Giorgia l’Africana si presenta di fronte al Deep State americano con l’impresa titanica anti immigrazione del Piano Mattei, come punto di riferimento nelle acque mediterranee, mentre gli Stati Uniti tengono d’occhio il mare cinese. Prima di incontrare in serata Biden, Meloni ha discusso con il presidente della Commissione esteri, il senatore Bob Menendez, di Global South e gli ha illustrato il lavoro diplomatico che sta svolgendo per l’Africa. Fonti italiane hanno riferito che Menendez è rimasto colpito per il lavoro «impressive» che l’Italia sta portando avanti su queste questioni.

Sono lontane le esercitazioni sovraniste trumpiane, gli applausi di Atreju al guru Steve Bannon. Le metamorfosi politiche sono ispirate dalla realpolitik e giustificano la richiesta di aiuto al nuovo amico Joe per sbloccare quei soldi che il Fondo mondiale non vuole dare alla povera Tunisia. Sono 1,9 miliardi di dollari che bloccano il miliardo di euro dell’Europa per fermare l’onda migratoria. Difficile che Washington possa fare qualcosa. 

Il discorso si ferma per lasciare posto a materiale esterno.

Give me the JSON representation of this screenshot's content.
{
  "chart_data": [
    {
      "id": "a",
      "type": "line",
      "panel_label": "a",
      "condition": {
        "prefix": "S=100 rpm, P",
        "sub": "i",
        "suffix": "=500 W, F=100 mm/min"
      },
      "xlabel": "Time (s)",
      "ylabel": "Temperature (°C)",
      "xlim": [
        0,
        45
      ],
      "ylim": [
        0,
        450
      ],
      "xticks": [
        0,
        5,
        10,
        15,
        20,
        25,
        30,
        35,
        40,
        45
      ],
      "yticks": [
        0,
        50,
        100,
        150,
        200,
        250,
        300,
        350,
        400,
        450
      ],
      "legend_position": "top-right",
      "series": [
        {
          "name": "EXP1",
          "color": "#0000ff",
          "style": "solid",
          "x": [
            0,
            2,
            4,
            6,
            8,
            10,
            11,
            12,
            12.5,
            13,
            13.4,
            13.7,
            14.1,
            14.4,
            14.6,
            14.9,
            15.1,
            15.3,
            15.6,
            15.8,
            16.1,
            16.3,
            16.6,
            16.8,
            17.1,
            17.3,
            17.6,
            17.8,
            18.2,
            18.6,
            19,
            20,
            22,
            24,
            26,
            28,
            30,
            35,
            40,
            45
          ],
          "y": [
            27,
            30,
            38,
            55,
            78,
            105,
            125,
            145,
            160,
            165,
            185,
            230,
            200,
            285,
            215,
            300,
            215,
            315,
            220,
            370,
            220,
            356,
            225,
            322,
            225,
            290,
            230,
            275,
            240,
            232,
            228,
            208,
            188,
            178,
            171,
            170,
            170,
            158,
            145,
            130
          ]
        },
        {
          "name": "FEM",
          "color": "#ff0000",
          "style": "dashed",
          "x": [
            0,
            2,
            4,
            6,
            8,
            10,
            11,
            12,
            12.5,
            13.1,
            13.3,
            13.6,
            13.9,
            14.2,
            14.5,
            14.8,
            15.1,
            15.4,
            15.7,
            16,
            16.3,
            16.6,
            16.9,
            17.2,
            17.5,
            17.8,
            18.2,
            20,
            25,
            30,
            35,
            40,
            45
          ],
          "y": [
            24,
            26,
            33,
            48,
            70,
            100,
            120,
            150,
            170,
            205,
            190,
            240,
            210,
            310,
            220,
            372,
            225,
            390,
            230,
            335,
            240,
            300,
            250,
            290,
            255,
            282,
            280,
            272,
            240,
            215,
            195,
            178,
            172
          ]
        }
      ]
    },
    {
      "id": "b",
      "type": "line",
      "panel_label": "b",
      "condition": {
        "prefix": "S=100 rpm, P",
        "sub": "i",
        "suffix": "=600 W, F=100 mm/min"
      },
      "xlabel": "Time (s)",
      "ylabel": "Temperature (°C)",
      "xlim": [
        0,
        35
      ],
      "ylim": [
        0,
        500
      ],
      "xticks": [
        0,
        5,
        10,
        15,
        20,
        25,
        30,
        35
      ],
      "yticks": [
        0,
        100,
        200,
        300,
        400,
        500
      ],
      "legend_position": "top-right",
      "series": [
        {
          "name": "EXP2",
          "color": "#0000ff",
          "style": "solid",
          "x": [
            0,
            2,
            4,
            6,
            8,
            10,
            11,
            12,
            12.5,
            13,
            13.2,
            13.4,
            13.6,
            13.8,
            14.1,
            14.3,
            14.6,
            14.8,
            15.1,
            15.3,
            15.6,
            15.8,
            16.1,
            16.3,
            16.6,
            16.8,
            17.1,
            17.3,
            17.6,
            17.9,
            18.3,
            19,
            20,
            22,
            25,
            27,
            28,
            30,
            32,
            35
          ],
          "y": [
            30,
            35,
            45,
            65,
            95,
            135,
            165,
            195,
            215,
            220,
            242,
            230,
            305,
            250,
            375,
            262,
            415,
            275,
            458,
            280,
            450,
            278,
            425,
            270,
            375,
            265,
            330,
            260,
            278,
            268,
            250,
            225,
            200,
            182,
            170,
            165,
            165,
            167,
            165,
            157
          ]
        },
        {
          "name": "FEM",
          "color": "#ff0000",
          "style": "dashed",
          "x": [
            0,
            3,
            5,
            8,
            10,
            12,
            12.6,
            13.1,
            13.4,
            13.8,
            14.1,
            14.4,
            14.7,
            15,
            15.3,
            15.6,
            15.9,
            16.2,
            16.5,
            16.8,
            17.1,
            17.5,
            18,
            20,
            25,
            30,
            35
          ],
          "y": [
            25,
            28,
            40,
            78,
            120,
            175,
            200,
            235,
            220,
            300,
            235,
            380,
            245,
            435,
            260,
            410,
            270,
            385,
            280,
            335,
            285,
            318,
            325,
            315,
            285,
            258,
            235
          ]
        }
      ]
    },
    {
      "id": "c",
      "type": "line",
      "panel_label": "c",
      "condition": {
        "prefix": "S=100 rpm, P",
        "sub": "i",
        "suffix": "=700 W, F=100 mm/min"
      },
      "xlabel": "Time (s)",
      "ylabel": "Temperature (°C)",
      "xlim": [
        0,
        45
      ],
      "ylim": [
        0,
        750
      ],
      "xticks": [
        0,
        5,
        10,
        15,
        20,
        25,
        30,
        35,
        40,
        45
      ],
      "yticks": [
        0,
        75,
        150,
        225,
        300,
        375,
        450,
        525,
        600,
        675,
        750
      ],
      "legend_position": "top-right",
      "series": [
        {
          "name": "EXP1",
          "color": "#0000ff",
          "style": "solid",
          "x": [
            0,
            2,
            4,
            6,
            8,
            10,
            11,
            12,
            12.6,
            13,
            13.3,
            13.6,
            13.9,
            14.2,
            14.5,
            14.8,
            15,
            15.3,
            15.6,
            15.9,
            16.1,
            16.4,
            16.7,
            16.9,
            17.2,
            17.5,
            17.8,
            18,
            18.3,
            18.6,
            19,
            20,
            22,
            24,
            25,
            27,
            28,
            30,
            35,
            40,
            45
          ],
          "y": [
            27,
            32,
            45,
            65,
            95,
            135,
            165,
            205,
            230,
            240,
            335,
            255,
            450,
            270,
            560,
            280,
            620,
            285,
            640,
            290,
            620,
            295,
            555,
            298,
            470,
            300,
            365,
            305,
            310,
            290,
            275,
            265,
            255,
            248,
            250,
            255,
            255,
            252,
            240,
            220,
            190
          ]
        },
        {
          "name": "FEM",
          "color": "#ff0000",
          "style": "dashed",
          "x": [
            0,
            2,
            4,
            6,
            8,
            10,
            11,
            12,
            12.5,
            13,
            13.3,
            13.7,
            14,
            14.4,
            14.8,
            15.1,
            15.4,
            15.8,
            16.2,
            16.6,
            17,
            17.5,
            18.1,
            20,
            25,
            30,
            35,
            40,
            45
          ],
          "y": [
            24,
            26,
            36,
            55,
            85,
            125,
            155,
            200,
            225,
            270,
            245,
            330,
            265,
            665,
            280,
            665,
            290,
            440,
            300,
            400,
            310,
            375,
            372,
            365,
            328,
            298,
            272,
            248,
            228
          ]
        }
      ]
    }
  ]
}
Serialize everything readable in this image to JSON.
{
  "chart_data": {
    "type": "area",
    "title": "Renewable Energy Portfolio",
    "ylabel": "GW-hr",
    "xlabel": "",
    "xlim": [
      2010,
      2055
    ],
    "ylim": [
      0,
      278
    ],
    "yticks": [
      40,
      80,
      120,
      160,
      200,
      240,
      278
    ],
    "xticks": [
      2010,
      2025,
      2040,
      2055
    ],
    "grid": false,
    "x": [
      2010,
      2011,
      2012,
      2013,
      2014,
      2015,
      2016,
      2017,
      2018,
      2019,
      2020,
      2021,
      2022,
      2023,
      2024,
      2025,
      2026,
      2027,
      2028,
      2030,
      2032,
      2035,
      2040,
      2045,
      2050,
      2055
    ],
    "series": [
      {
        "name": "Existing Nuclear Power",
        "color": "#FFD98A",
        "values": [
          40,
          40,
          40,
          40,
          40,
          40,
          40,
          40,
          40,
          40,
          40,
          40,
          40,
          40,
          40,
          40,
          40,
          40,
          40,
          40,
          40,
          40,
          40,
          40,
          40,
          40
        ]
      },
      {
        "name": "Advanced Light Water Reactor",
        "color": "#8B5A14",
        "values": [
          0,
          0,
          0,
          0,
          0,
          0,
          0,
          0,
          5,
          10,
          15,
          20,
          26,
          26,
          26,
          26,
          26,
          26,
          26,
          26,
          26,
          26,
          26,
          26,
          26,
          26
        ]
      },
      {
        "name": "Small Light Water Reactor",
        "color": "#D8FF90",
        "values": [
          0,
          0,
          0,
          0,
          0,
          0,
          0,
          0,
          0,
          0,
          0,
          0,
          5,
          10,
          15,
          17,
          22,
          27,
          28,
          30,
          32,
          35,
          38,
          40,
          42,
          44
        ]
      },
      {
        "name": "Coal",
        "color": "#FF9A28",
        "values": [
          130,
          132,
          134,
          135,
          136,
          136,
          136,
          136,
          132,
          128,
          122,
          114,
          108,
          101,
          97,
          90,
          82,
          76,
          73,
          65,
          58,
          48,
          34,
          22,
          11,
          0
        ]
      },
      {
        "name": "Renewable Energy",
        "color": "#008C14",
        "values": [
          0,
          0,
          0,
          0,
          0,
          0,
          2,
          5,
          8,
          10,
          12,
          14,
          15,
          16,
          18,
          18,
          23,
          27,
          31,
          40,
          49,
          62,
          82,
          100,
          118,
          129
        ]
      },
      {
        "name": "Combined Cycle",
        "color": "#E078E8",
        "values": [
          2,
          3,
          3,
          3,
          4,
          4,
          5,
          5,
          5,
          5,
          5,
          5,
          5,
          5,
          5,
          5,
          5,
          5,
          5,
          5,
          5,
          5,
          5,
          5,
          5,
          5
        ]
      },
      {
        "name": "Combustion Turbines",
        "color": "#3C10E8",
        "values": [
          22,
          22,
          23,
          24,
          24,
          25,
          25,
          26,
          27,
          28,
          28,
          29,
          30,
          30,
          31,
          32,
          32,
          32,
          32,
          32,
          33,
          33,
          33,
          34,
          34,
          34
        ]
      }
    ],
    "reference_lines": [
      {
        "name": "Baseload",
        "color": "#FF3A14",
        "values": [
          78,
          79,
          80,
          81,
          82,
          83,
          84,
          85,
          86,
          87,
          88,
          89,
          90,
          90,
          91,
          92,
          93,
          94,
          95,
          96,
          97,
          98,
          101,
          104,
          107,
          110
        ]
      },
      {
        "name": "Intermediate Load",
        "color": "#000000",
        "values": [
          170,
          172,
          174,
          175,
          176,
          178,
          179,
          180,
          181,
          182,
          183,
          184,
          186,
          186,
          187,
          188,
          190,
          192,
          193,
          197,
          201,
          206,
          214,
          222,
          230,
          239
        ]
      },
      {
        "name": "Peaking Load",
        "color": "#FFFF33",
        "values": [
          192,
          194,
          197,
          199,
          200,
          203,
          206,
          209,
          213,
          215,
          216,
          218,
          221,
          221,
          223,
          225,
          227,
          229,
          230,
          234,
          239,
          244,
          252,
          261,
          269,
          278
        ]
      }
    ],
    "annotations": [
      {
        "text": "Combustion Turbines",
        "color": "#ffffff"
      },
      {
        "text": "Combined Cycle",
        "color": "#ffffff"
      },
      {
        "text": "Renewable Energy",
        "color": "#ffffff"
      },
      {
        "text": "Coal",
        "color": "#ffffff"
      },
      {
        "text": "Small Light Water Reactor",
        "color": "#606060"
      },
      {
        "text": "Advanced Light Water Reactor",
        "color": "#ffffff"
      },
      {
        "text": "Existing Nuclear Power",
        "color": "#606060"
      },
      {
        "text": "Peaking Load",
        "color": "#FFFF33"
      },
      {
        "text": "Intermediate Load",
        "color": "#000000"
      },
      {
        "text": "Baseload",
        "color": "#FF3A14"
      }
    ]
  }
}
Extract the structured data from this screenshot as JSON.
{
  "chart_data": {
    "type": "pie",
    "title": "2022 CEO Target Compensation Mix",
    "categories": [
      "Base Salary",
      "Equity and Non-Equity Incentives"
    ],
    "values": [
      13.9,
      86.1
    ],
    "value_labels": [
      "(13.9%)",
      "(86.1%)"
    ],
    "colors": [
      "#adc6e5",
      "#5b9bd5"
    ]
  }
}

Il Washington Post ha scritto che Meloni «entra a far parte del piccolo club dei leader di estrema destra che hanno incontrato Joe Biden alla Casa Bianca». Non è stato così per il brasiliano Jair Bolsonaro e l’ungherese Viktor Orbàn, da quando governa Biden. Che ha bisogno anche dell’Italia per portare a termine la guerra in Ucraina, coinvolgere il sud globale e tenere testa a Xi Jinping. Proprio adesso che la Russia potrebbe perdere l’Africa (al summit in corso a San Pietroburgo si sono presentati solo sedici capi di Stato africani; erano quarantatré quelli che hanno partecipato al primo vertice che si svolse a Sochi nel 2019). 

Non ha tempo, il pragmatico vecchio Joe, per rinvangare la vicinanza della presidente del Consiglio italiana a Trump. Non ha interesse a discutere con l’underdog, diventata presidente del Partito Conservatore europeo e presidente del Consiglio, gli aspetti controversi delle destre europee e americane: la difesa dei diritti Lgbtq, il mancato riconoscimento del drammatico cambiamento climatico, lo scontro con i giornalisti “dissidenti”. 

Meloni rappresenta l’Italia e, come in passato durante la guerra fredda, quando si sta in trincea tutti i colori delle divise sbiadiscono. È la sua fortuna in questo ciclo politico.